Stage 5: Moderately severe cognitive decline
(Moderate or mid-stage Alzheimer's disease)
Major gaps in memory and deficits in cognitive function emerge. Some assistance with day-to-day activities becomes essential. At this stage, individuals may:
• Be unable during a medical interview to recall such important details as their current address, their telephone number or the name of the college or high school from which they graduated
• Become confused about where they are or about the date, day of the week, or season
• Have trouble with less challenging mental arithmetic; for example, counting backward from 40 by 4s or from 20 by 2s
• Need help choosing proper clothing for the season or the occasion
• Usually retain substantial knowledge about themselves and know their own name and the names of their spouse or children
• Usually require no assistance with eating or using the toilet
Back to top

Stage 6: Severe cognitive decline
(Moderately severe or mid-stage Alzheimer's disease)
Memory difficulties continue to worsen, significant personality changes may emerge and affected individuals need extensive help with customary daily activities. At this stage, individuals may:
• Lose most awareness of recent experiences and events as well as of their surroundings
• Recollect their personal history imperfectly, although they generally recall their own name
• Occasionally forget the name of their spouse or primary caregiver but generally can distinguish familiar from unfamiliar faces
• Need help getting dressed properly; without supervision, may make such errors as putting pajamas over daytime clothes or shoes on wrong feet
• Experience disruption of their normal sleep/waking cycle
• Need help with handling details of toileting (flushing toilet, wiping and disposing of tissue properly)

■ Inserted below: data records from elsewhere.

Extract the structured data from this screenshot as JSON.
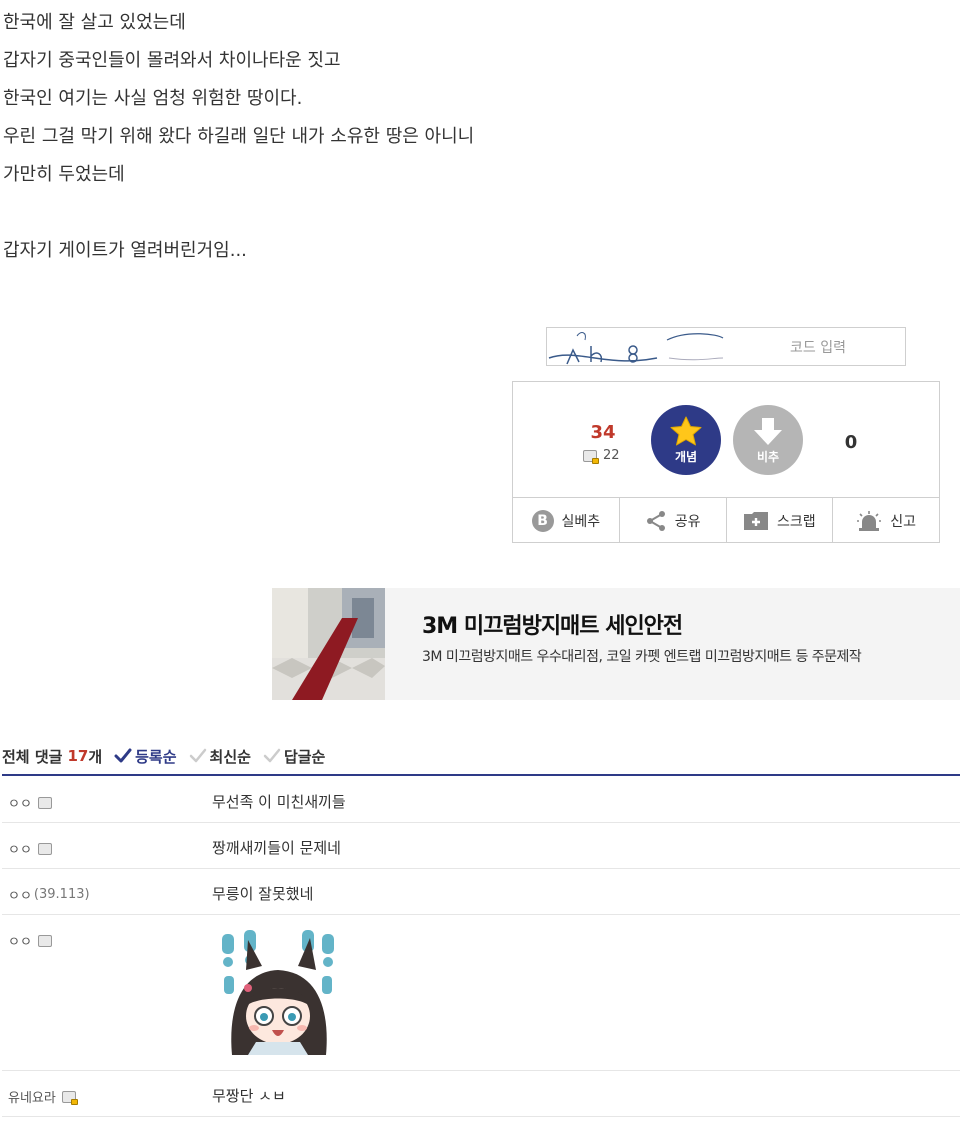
{
  "post": {
    "lines": [
      "한국에 잘 살고 있었는데",
      "갑자기 중국인들이 몰려와서 차이나타운 짓고",
      "한국인 여기는 사실 엄청 위험한 땅이다.",
      "우린 그걸 막기 위해 왔다 하길래 일단 내가 소유한 땅은 아니니",
      "가만히 두었는데",
      "",
      "갑자기 게이트가 열려버린거임..."
    ]
  },
  "captcha": {
    "placeholder": "코드 입력"
  },
  "vote": {
    "up_count": "34",
    "fixed_count": "22",
    "up_label": "개념",
    "down_label": "비추",
    "down_count": "0"
  },
  "actions": {
    "real_down": "실베추",
    "share": "공유",
    "scrap": "스크랩",
    "report": "신고"
  },
  "ad": {
    "title": "3M 미끄럼방지매트 세인안전",
    "desc": "3M 미끄럼방지매트 우수대리점, 코일 카펫 엔트랩 미끄럼방지매트 등 주문제작"
  },
  "comments_header": {
    "total_label": "전체 댓글",
    "count": "17",
    "unit": "개",
    "sort_register": "등록순",
    "sort_latest": "최신순",
    "sort_reply": "답글순"
  },
  "comments": [
    {
      "nick": "ㅇㅇ",
      "ip": "",
      "text": "무선족 이 미친새끼들"
    },
    {
      "nick": "ㅇㅇ",
      "ip": "",
      "text": "짱깨새끼들이 문제네"
    },
    {
      "nick": "ㅇㅇ",
      "ip": "(39.113)",
      "text": "무릉이 잘못했네"
    },
    {
      "nick": "ㅇㅇ",
      "ip": "",
      "text": ""
    },
    {
      "nick": "유네요라",
      "ip": "",
      "text": "무짱단 ㅅㅂ"
    }
  ],
  "colors": {
    "accent": "#2e3a87",
    "count_red": "#c0392b",
    "down_gray": "#b5b5b5"
  }
}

• Have increasing episodes of urinary or fecal incontinence
• Experience significant personality changes and behavioral symptoms, including suspiciousness and delusions (for example, believing that their caregiver is an impostor); hallucinations (seeing or hearing things that are not really there); or compulsive, repetitive behaviors such as hand-wringing or tissue shredding
• Tend to wander and become lost
Back to top

Stage 7: Very severe cognitive decline
(Severe or late-stage Alzheimer's disease)
This is the final stage of the disease when individuals lose the ability to respond to their environment, the ability to speak and, ultimately, the ability to control movement.
• Frequently individuals lose their capacity for recognizable speech, although words or phrases may occasionally be uttered
• Individuals need help with eating and toileting and there is general incontinence of urine
• Individuals lose the ability to walk without assistance, then the ability to sit without support, the ability to smile, and the ability to hold their head up. Reflexes become abnormal and muscles grow rigid. Swallowing is impaired.